Público
Público

El comisario García Castaño calla en la comisión 'Kitchen', inmerso en su juicio por el caso Villarejo

El exjefe de la Unidad Central de Apoyo Operativo ha guardado silencio sobre muchas de las cuestiones planteadas en la comisión, en contraposición con la actitud cooperativa que mostró en su primera comparecencia.

El comisario jubilado Enrique García Castaño, en su segunda comparecencia en la comisión del Congreso sobre el caso 'Kitchen'
El comisario jubilado Enrique García Castaño, en su segunda comparecencia en la comisión del Congreso sobre el caso 'Kitchen'. Congreso de los Diputados

El comisario jubilado Enrique García Castaño, apodado 'el Gordo', exjefe de la Unidad Central de Apoyo Operativo (UCAO), he llegado desinflado y precavido a su segunda comparecencia en la comisión de investigación del Congreso sobre el caso 'Kitchen'. En su primera comparecencia, en abril pasado, habló largo y tendido sobre los trabajos para arrebatar documentación relacionada con las finanzas del PP al extesorero del partido, Luis Bárcenas; y otros trabajos de la brigada política del Ministerio del Interior en la etapa de Rajoy. Pero este miércoles ha empezado advirtiendo: "Mi colaboración con esta comisión y con la Justicia me ha traído problemas. No gustó que fuera tan explícito".
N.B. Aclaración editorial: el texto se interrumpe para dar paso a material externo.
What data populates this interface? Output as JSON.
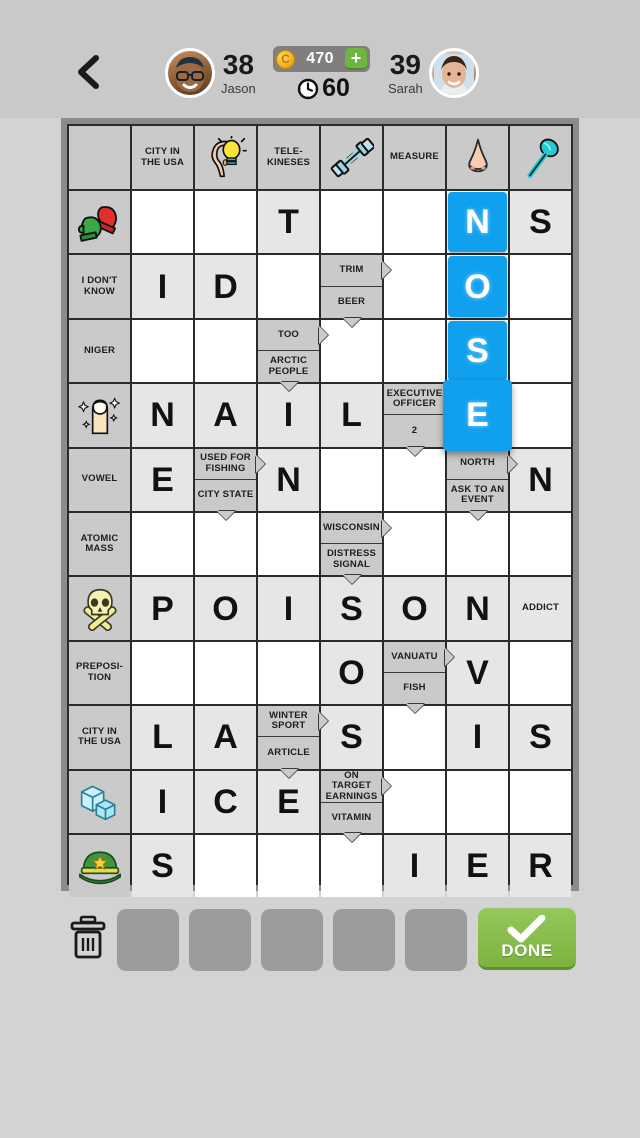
{
  "header": {
    "back_icon": "chevron-left-icon",
    "left_player": {
      "name": "Jason",
      "score": "38",
      "avatar_icon": "avatar-jason"
    },
    "right_player": {
      "name": "Sarah",
      "score": "39",
      "avatar_icon": "avatar-sarah"
    },
    "coins": {
      "value": "470",
      "icon": "coin-icon",
      "add_label": "+"
    },
    "timer": {
      "value": "60",
      "icon": "clock-icon"
    }
  },
  "grid": {
    "columns": 8,
    "rows": 12,
    "cells": [
      [
        {
          "t": "blank"
        },
        {
          "t": "clue",
          "text": "CITY IN THE USA"
        },
        {
          "t": "clue",
          "icon": "lightbulb-head-icon"
        },
        {
          "t": "clue",
          "text": "TELE-KINESES"
        },
        {
          "t": "clue",
          "icon": "dumbbell-icon"
        },
        {
          "t": "clue",
          "text": "MEASURE"
        },
        {
          "t": "clue",
          "icon": "nose-icon"
        },
        {
          "t": "clue",
          "icon": "spoon-icon"
        }
      ],
      [
        {
          "t": "clue",
          "icon": "mittens-icon"
        },
        {
          "t": "empty"
        },
        {
          "t": "empty"
        },
        {
          "t": "filled",
          "letter": "T"
        },
        {
          "t": "empty"
        },
        {
          "t": "empty"
        },
        {
          "t": "tile",
          "letter": "N"
        },
        {
          "t": "filled",
          "letter": "S"
        }
      ],
      [
        {
          "t": "clue",
          "text": "I DON'T KNOW"
        },
        {
          "t": "filled",
          "letter": "I"
        },
        {
          "t": "filled",
          "letter": "D"
        },
        {
          "t": "empty"
        },
        {
          "t": "split",
          "top": "TRIM",
          "bottom": "BEER",
          "arrow_right": true,
          "arrow_down": true
        },
        {
          "t": "empty"
        },
        {
          "t": "tile",
          "letter": "O"
        },
        {
          "t": "empty"
        }
      ],
      [
        {
          "t": "clue",
          "text": "NIGER"
        },
        {
          "t": "empty"
        },
        {
          "t": "empty"
        },
        {
          "t": "split",
          "top": "TOO",
          "bottom": "ARCTIC PEOPLE",
          "arrow_right": true,
          "arrow_down": true
        },
        {
          "t": "empty"
        },
        {
          "t": "empty"
        },
        {
          "t": "tile",
          "letter": "S"
        },
        {
          "t": "empty"
        }
      ],
      [
        {
          "t": "clue",
          "icon": "fingernail-icon"
        },
        {
          "t": "filled",
          "letter": "N"
        },
        {
          "t": "filled",
          "letter": "A"
        },
        {
          "t": "filled",
          "letter": "I"
        },
        {
          "t": "filled",
          "letter": "L"
        },
        {
          "t": "split",
          "top": "EXECUTIVE OFFICER",
          "bottom": "2",
          "arrow_right": true,
          "arrow_down": true
        },
        {
          "t": "tile",
          "letter": "E",
          "big": true
        },
        {
          "t": "empty"
        }
      ],
      [
        {
          "t": "clue",
          "text": "VOWEL"
        },
        {
          "t": "filled",
          "letter": "E"
        },
        {
          "t": "split",
          "top": "USED FOR FISHING",
          "bottom": "CITY STATE",
          "arrow_right": true,
          "arrow_down": true
        },
        {
          "t": "filled",
          "letter": "N"
        },
        {
          "t": "empty"
        },
        {
          "t": "empty"
        },
        {
          "t": "split",
          "top": "NORTH",
          "bottom": "ASK TO AN EVENT",
          "arrow_right": true,
          "arrow_down": true
        },
        {
          "t": "filled",
          "letter": "N"
        }
      ],
      [
        {
          "t": "clue",
          "text": "ATOMIC MASS"
        },
        {
          "t": "empty"
        },
        {
          "t": "empty"
        },
        {
          "t": "empty"
        },
        {
          "t": "split",
          "top": "WISCONSIN",
          "bottom": "DISTRESS SIGNAL",
          "arrow_right": true,
          "arrow_down": true
        },
        {
          "t": "empty"
        },
        {
          "t": "empty"
        },
        {
          "t": "empty"
        }
      ],
      [
        {
          "t": "clue",
          "icon": "skull-crossbones-icon"
        },
        {
          "t": "filled",
          "letter": "P"
        },
        {
          "t": "filled",
          "letter": "O"
        },
        {
          "t": "filled",
          "letter": "I"
        },
        {
          "t": "filled",
          "letter": "S"
        },
        {
          "t": "filled",
          "letter": "O"
        },
        {
          "t": "filled",
          "letter": "N"
        },
        {
          "t": "clue-light",
          "text": "ADDICT"
        }
      ],
      [
        {
          "t": "clue",
          "text": "PREPOSI-TION"
        },
        {
          "t": "empty"
        },
        {
          "t": "empty"
        },
        {
          "t": "empty"
        },
        {
          "t": "filled",
          "letter": "O"
        },
        {
          "t": "split",
          "top": "VANUATU",
          "bottom": "FISH",
          "arrow_right": true,
          "arrow_down": true
        },
        {
          "t": "filled",
          "letter": "V"
        },
        {
          "t": "empty"
        }
      ],
      [
        {
          "t": "clue",
          "text": "CITY IN THE USA"
        },
        {
          "t": "filled",
          "letter": "L"
        },
        {
          "t": "filled",
          "letter": "A"
        },
        {
          "t": "split",
          "top": "WINTER SPORT",
          "bottom": "ARTICLE",
          "arrow_right": true,
          "arrow_down": true
        },
        {
          "t": "filled",
          "letter": "S"
        },
        {
          "t": "empty"
        },
        {
          "t": "filled",
          "letter": "I"
        },
        {
          "t": "filled",
          "letter": "S"
        }
      ],
      [
        {
          "t": "clue",
          "icon": "ice-cubes-icon"
        },
        {
          "t": "filled",
          "letter": "I"
        },
        {
          "t": "filled",
          "letter": "C"
        },
        {
          "t": "filled",
          "letter": "E"
        },
        {
          "t": "split",
          "top": "ON TARGET EARNINGS",
          "bottom": "VITAMIN",
          "arrow_right": true,
          "arrow_down": true
        },
        {
          "t": "empty"
        },
        {
          "t": "empty"
        },
        {
          "t": "empty"
        }
      ],
      [
        {
          "t": "clue",
          "icon": "military-cap-icon"
        },
        {
          "t": "filled",
          "letter": "S"
        },
        {
          "t": "empty"
        },
        {
          "t": "empty"
        },
        {
          "t": "empty"
        },
        {
          "t": "filled",
          "letter": "I"
        },
        {
          "t": "filled",
          "letter": "E"
        },
        {
          "t": "filled",
          "letter": "R"
        }
      ]
    ]
  },
  "tray": {
    "trash_icon": "trash-icon",
    "rack_tiles": [
      "",
      "",
      "",
      "",
      ""
    ],
    "done_label": "DONE",
    "done_icon": "checkmark-icon"
  },
  "colors": {
    "tile_blue": "#10a0ee",
    "done_green": "#7cb33f",
    "clue_gray": "#cacaca",
    "filled_gray": "#e6e6e6",
    "background": "#d3d3d3"
  }
}
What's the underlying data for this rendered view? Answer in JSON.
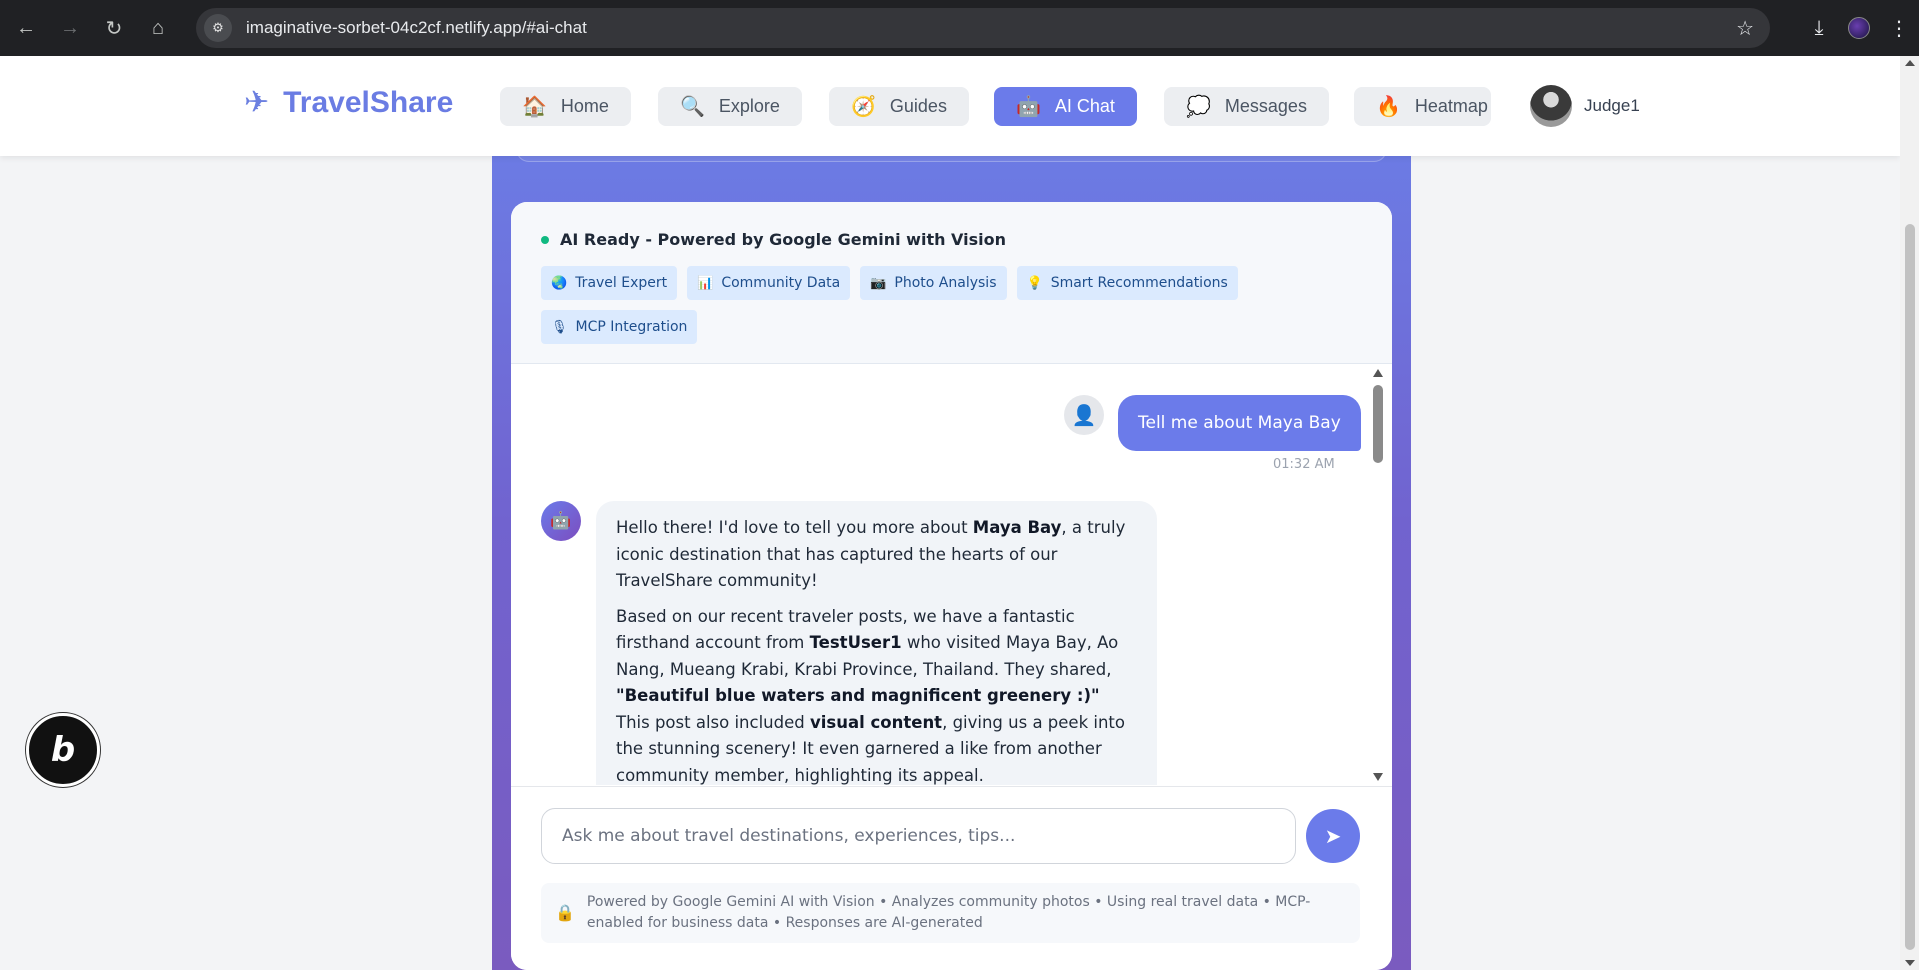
{
  "browser": {
    "url": "imaginative-sorbet-04c2cf.netlify.app/#ai-chat"
  },
  "header": {
    "brand": "TravelShare",
    "tabs": [
      {
        "label": "Home",
        "icon": "house-icon",
        "glyph": "🏠"
      },
      {
        "label": "Explore",
        "icon": "magnifier-icon",
        "glyph": "🔍"
      },
      {
        "label": "Guides",
        "icon": "compass-icon",
        "glyph": "🧭"
      },
      {
        "label": "AI Chat",
        "icon": "robot-icon",
        "glyph": "🤖"
      },
      {
        "label": "Messages",
        "icon": "speech-bubble-icon",
        "glyph": "💭"
      },
      {
        "label": "Heatmap",
        "icon": "fire-icon",
        "glyph": "🔥"
      }
    ],
    "active_tab": "AI Chat",
    "user_name": "Judge1"
  },
  "chat": {
    "status": "AI Ready - Powered by Google Gemini with Vision",
    "status_color": "#10b981",
    "chips": [
      {
        "label": "Travel Expert",
        "glyph": "🌏"
      },
      {
        "label": "Community Data",
        "glyph": "📊"
      },
      {
        "label": "Photo Analysis",
        "glyph": "📷"
      },
      {
        "label": "Smart Recommendations",
        "glyph": "💡"
      },
      {
        "label": "MCP Integration",
        "glyph": "🎙"
      }
    ],
    "user_message": {
      "text": "Tell me about Maya Bay",
      "time": "01:32 AM"
    },
    "bot_message": {
      "p1_a": "Hello there! I'd love to tell you more about ",
      "p1_b": "Maya Bay",
      "p1_c": ", a truly iconic destination that has captured the hearts of our TravelShare community!",
      "p2_a": "Based on our recent traveler posts, we have a fantastic firsthand account from ",
      "p2_b": "TestUser1",
      "p2_c": " who visited Maya Bay, Ao Nang, Mueang Krabi, Krabi Province, Thailand. They shared, ",
      "p2_d": "\"Beautiful blue waters and magnificent greenery :)\"",
      "p2_e": " This post also included ",
      "p2_f": "visual content",
      "p2_g": ", giving us a peek into the stunning scenery! It even garnered a like from another community member, highlighting its appeal."
    },
    "input_placeholder": "Ask me about travel destinations, experiences, tips...",
    "footnote": "Powered by Google Gemini AI with Vision • Analyzes community photos • Using real travel data • MCP-enabled for business data • Responses are AI-generated"
  },
  "colors": {
    "accent": "#6b7bea",
    "gradient_top": "#6c7be4",
    "gradient_bottom": "#7a5bbf"
  }
}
García Castaño está siendo juzgado en la Audiencia Nacional por tres piezas de la macrocausa 'Tándem' y se juega 87 años por su supuesta implicación, junto con Villarejo, en presuntos delitos de extorsión, falsedad documental y cohecho, entre otros, en el desempeño de tres encargos que recibió Villarejo de empresarios. "Me han metido ahí sin comerlo y sin beberlo--se ha quejado García Castaño--. Me han metido en este paquete con el señor Villarejo para darle más importancia al tema, porque yo era muy conocido; me han condecorado siete países". El exjefe de la UCAO se lamenta de que la Fiscalía no le reconozca la atenuante de colaboración con la Justicia.

Su participación en la operación 'Kitchen' parece clara, según él mismo ha confesado, aunque García Castaño niega la ilegitimidad de los trabajos que su superior, Eugenio Pino, exdirector adjunto operativo (DAO) de la Policía Nacional, le encomendó. "Había una investigación tan complicada contra el señor Bárcenas, ¿cómo puede ser que no se registrara su casa, sus propiedades?. Faltaba una pata y era descubrir los testaferros de Bárcenas". Y eso es lo que le encargó Pino, según García Castaño, con la orden de que "diera explicaciones ante el secretario de Estado de Seguridad", Francisco Martínez, procesado en la causa sobre 'Kitchen'. Pero García Castaño acabando reuniendo el material robado al extesorero del PP para entregárselo a Martínez. "Yo recojo la información y la entrego", ha recalcado. 

Poco más ha avanzado este miércoles, invocando la Ley de Secretos Oficiales para guardar silencio. Varios diputados le han reprochado su falta de colaboración en esta ocasión con la comisión de investigación sobre el caso 'Kitchen'. 

'Operación Cataluña'

En su anterior comparecencia en la comisión, en abril pasado, García Castaño reconoció que fue él, junto con un técnico, quien colocó una minigrabadora bajo la mesa del despacho del ministro del Interior, en 2014, para su reunión con el director de la Oficina Antifrau de Cataluña, Daniel de Alfonso, con el objeto de incriminar a los líderes soberanistas. 

Hasta ese momento se creía que la conversación en la que se descubrió que el ministro del Interior, Jorge Fernández Díaz, intentaba buscar algo incriminatorio contra el hermano de Oriol Junqueras, de cara a las elecciones del 9N en 2014, fue obra de Daniel de Alfonso. Pero García Castaño confesó: "El DAO [Eugenio Pino] dijo que iba a venir un señor y que por seguridad del ministro había que grabarlo. Y yo, con un técnico, le pusimos una minigrabadora debajo de la mesa del despacho".